Day Four

Well my utter lack of blogging - as opposed to just a reduced weekend blogging - is indicative of the fact that we remain in the dark, and while we have certainly fallen into some semblance of a routine it is beginning to grow tiresome. I expect that by the time this is all over and the power does return, I will have forgotten that flipping switches around the house usually affords one the ability to see. Truly it will be interesting to see what habits we will have developed...maybe the TV will stay off more? Good, I say publicly.

Being powerless lumps us in with some 200,000 other people in the same situation. As for us, we can drive past the obvious cause which remains as it was on the first day that the tree hit the lines. On Friday, the Water Company showed up with a generator and hooked it up to our community well. My wife spoke with the man who promised that someone would be by every 6 hours to fill it with gas.

The arrival of water was a great relief to us, however, the promises of the water man was to be futile. Not only does the generator never manage to run for 6 hours, but the gas refill never happens on anything remotely close to a regular schedule. My attempts at volunteering to tend the machine were rebuffed against company policy...tosh, my policy is that my family be able to more reliably have water. The windstorm was followed by a stretch of wonderfully clear and sunny days which made the darkness more bearable - even though the clear skies always spell C-O-L-D. But the cold is a mixed blessing itself because it has allowed us to have a place to store perishable food and the freezer which sits outside does not need power when the temperature is 27F. Sue and I managed to get about a half dozen more fence posts set on Saturday using ground and rain water to mix the cement - since the water pump generator had reliably quit running.
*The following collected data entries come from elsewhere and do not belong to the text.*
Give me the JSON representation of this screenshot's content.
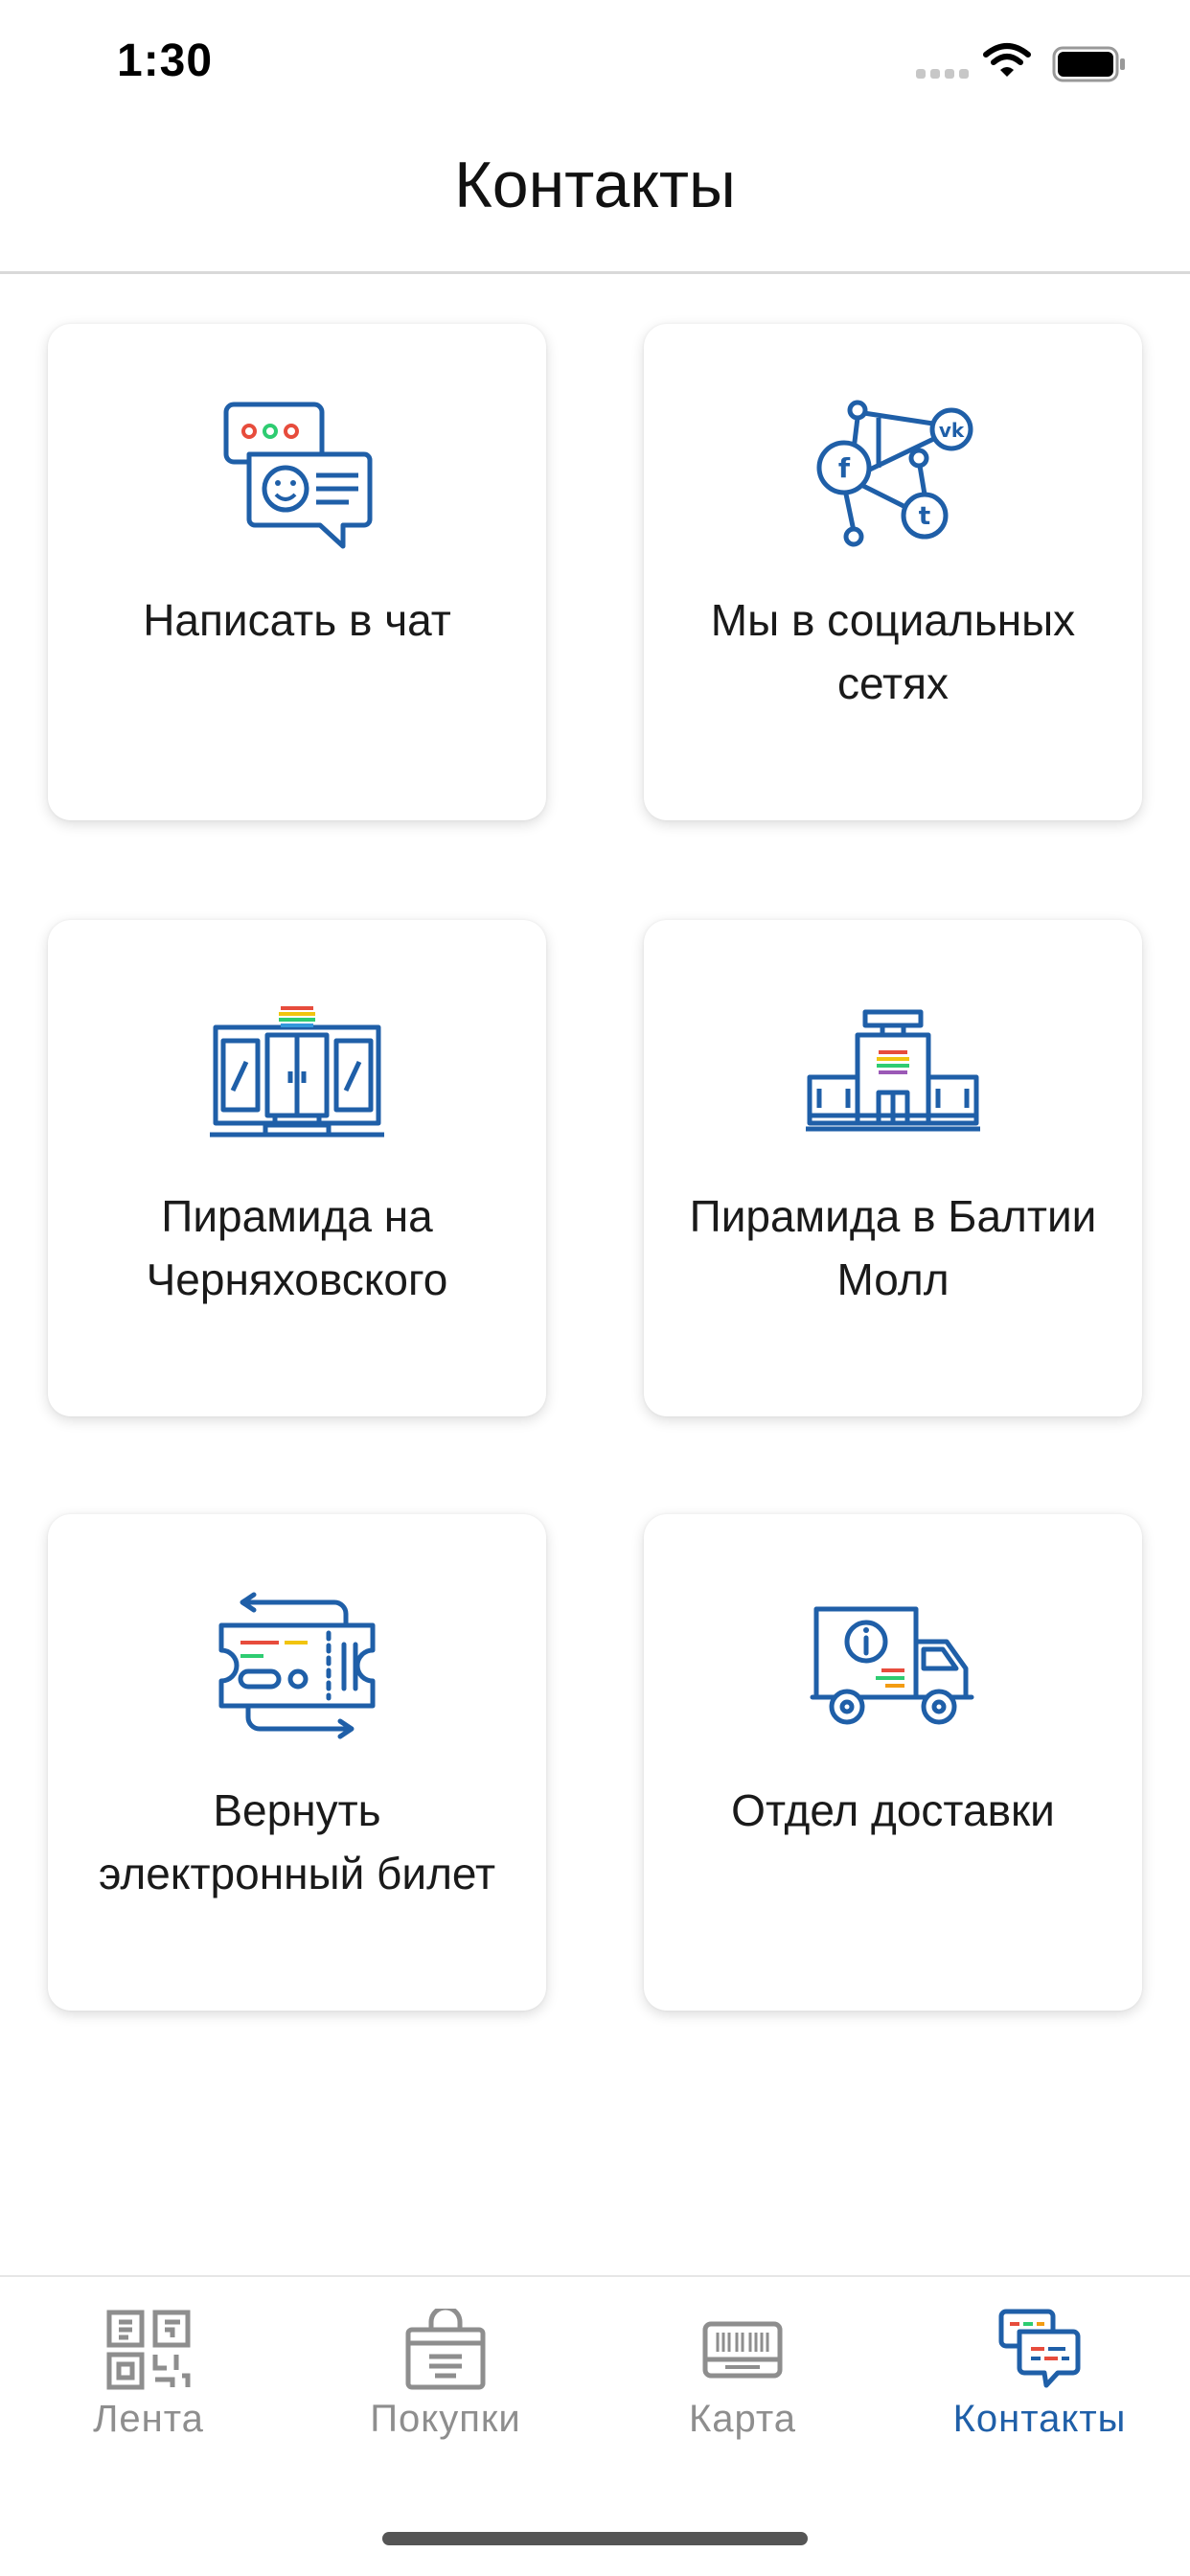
{
  "status_bar": {
    "time": "1:30",
    "icons": [
      "cellular-signal-icon",
      "wifi-icon",
      "battery-icon"
    ]
  },
  "header": {
    "title": "Контакты"
  },
  "cards": [
    {
      "label": "Написать в чат",
      "icon": "chat-bubbles-icon"
    },
    {
      "label": "Мы в социальных сетях",
      "icon": "social-network-icon"
    },
    {
      "label": "Пирамида на Черняховского",
      "icon": "store-front-icon"
    },
    {
      "label": "Пирамида в Балтии Молл",
      "icon": "mall-building-icon"
    },
    {
      "label": "Вернуть электронный билет",
      "icon": "ticket-return-icon"
    },
    {
      "label": "Отдел доставки",
      "icon": "delivery-truck-icon"
    }
  ],
  "tab_bar": {
    "tabs": [
      {
        "label": "Лента",
        "icon": "feed-qr-icon",
        "active": false
      },
      {
        "label": "Покупки",
        "icon": "shopping-bag-icon",
        "active": false
      },
      {
        "label": "Карта",
        "icon": "barcode-card-icon",
        "active": false
      },
      {
        "label": "Контакты",
        "icon": "contacts-chat-icon",
        "active": true
      }
    ]
  },
  "colors": {
    "accent": "#1f5fa8",
    "icon_blue": "#1f5fa8",
    "tab_inactive": "#8e8e8e",
    "rainbow": [
      "#e74c3c",
      "#f39c12",
      "#f1c40f",
      "#2ecc71",
      "#3498db",
      "#9b59b6"
    ]
  }
}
But I do not wish to paint too bleak of a picture, some people don't even have a heat source and most of them have evacuated to friend's or family's homes where there is power and/or heat. We are blessed to have a good stockpile of wood and a very hot wood stove...the kids have been blessed to have virtually NO media and have somehow survived, and Sue and I have found ourselves content to just relax near the fire after the kids are in bed.

I checked the chickens as I left this morning and despite the cold and dark, they seem to be doing just fine. With any luck (weather related) we will have them doing their chickeny things outside by Christmas.

No doubt, we have been challenged since our move...but we are not discouraged. But, this will be a winter that we will talk about for a long time to come...and it isn't even over yet. For us, it will be particularly memorable one.

Comments

Pilgrim said…
You are the third blogger I've come across out in the Pacific NW who's been without power. Sorry for your temporary hardship.